There’s much controversy around whether or not certain foods may contribute to acne. While we are certainly open-minded and love a good debate, today we'll share evidence backing it up.
If you’ve ever noticed an increase in acne breakouts after eating certain foods then you may not be imagining it, although it can be hard to identify the true culprit.
Some foods increase inflammation in the body, which in turn amps up inflammation in your skin. Sometimes, the effects may only be seen days later.
In today’s post, we want to identify 3 top acne-causing triggers, show you how they can impact your skin, and where the breakouts might appear on your face.
Let’s dive in!
According to studies, acne does appear to be worse in people who drink milk versus non-milk drinkers and it will all make sense in a minute.
The hormones in milk have always been widely-believed to be the main culprit, however, there’s another, lesser-known key player.
Our bodies break down the proteins found in milk into insulin-like growth factor-1 (IGF-1), a protein similar to insulin.
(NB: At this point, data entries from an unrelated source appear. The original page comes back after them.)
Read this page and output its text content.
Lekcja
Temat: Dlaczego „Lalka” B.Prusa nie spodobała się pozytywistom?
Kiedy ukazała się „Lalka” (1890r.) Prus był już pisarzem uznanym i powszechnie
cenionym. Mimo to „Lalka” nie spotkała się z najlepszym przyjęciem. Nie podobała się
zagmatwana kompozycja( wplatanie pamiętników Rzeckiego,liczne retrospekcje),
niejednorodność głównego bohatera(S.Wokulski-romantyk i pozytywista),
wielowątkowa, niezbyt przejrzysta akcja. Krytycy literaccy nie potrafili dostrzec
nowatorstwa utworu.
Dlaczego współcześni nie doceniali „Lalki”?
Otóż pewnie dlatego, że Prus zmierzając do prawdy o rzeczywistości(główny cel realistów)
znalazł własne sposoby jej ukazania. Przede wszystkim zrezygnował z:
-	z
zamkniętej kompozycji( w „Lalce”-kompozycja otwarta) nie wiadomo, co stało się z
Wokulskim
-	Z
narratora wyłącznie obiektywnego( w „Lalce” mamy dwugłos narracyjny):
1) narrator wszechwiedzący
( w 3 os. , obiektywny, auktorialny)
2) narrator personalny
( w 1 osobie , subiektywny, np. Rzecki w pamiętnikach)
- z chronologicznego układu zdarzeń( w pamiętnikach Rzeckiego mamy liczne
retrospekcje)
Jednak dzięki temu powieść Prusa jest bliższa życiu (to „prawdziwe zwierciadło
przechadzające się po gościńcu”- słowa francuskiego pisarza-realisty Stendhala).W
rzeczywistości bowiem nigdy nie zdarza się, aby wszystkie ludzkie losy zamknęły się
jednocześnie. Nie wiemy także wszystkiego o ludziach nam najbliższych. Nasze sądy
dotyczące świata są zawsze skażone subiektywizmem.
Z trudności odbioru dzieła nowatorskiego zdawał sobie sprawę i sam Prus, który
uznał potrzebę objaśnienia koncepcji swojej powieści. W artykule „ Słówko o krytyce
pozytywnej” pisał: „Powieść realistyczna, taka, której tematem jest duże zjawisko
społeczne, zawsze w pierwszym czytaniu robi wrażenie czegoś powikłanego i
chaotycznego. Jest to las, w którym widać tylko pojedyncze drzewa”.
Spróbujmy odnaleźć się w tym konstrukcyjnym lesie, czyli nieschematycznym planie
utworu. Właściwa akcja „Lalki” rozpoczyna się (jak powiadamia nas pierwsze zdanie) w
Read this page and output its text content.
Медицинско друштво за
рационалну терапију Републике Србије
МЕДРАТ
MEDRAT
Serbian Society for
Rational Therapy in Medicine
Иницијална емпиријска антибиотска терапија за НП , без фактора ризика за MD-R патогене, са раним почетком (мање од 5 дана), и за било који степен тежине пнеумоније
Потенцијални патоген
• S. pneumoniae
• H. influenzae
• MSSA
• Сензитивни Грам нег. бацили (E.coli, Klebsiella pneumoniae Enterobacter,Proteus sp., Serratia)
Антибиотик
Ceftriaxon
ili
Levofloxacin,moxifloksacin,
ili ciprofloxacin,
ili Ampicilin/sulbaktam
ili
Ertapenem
This growth factor actually peaks naturally in the body during puberty when acne breakouts are often at their worst.
This growth factor, along with various hormones found in dairy, stimulates the sebaceous (oil) glands which creates a breeding ground for bacteria and, therefore, acne breakouts.
There's another interesting culprit in the dairy-acne link, and it’s something that is not usually found in high amounts in dairy at all! A world-class dermatologist; James Fulton, a self-titled “acne-ologist” did much research around this subject and came up with something many hadn’t seen before.
He explains in his book, Acne RX, 2001 that the main cause of dairy-induced breakouts is iodine, an essential mineral most often found in seafood. Iodine is added to cowlick salt and that is how it ends up in the cow’s milk.
As with many things, small amounts of iodine plays a key role in thyroid health and can help to regulate the hormones, however too much of anything is never usually a good thing and high amounts of this mineral can cause your acne to flare.
Acne as a result of dairy, which negatively impacts the hormones, appears along the jawline and around the chin and in women, it may peak right before menstruation.
Finding healthy dairy-free substitutes or at least cutting back on your dairy intake can really make a massive difference in the health of your skin, try it for yourself to see! If you suffer from severe periods, including heavy periods, pain and mood swings, then cutting back on dairy, especially a few days before your period is due can help to better manage your symptoms.
We love almond milk, cashew milk and oat milk to name a few delicious and super creamy dairy-free alternatives!
Too much sugar may speed up the signs of aging in your skin, as it breaks down collagen, a structural protein essential for taut, plump and youthful skin.
But there’s another way sugar affects your skin and this is through inflammation.
Sugar increases inflammation in the body, which can contribute to a heap of issues from increased stress and anxiety as your stress hormones rise, to a weakened immune system and, of course, pesky blemishes.
Internal inflammation will always manifest externally too, and it often appears as acne, as a result of internal toxins attempting to clear themselves out of the body.
Another way the body tries to expel toxins is through mucus so if you are experiencing more mucus than usual along with breakouts then that may indicate there’s inflammation happening and too much sugar in your diet may be contributing.
Sugar pimples most often appear on the forehead as a result of increased sebum. In fact, there is a term known as “sugar face” as a result of eating too much sugar, characterized by sagging, dull skin, lines and wrinkles, and painful pustules.
We know how hard it may be to back away from the sweet stuff, but your health and your skin will thank you. There are many healthier alternatives that are just as a sweet and just as delicious; maple syrup and agave syrup are just two of them!
There’s been much debate over this with many people going gluten-free and others not understanding all the hype.
Some people may be intolerant to gluten or gluten-sensitive and experience symptoms including brain fog, rashes, fatigue, an unsettled stomach and even anxiety after ingesting it, while others may suffer from celiac disease, an autoimmune disorder of the small bowel that causes a severe, reaction to gluten including nausea, diarrhea and vomiting. If you suffer from celiac disease you cannot even ingest trace amounts of gluten without a terrible reaction.
Gluten is a protein in wheat that helps bread hold its shape as well as helps it to rise. Whether you are gluten sensitive or not, the majority of people cannot digest this protein and as a result, it increases internal inflammation, which by now we know is not a good time for your skin.
The large, undigested molecules may find their way into your bloodstream where your body views them as invaders and activates an immune response that leads to inflammation.
Our best advice here is to simply pay attention to how you feel after eating gluten, as well as how your skin reacts, after all, your body will always let you know. This is where a food journal can come in handy.
We hope you have learned something today and that this article has helped you to make more sense of what could potentially be causing your stubborn pimples.
Any processed, often packaged food, as well as fast, fried or fatty food may increase inflammation and therefore, have a negative impact on your skin.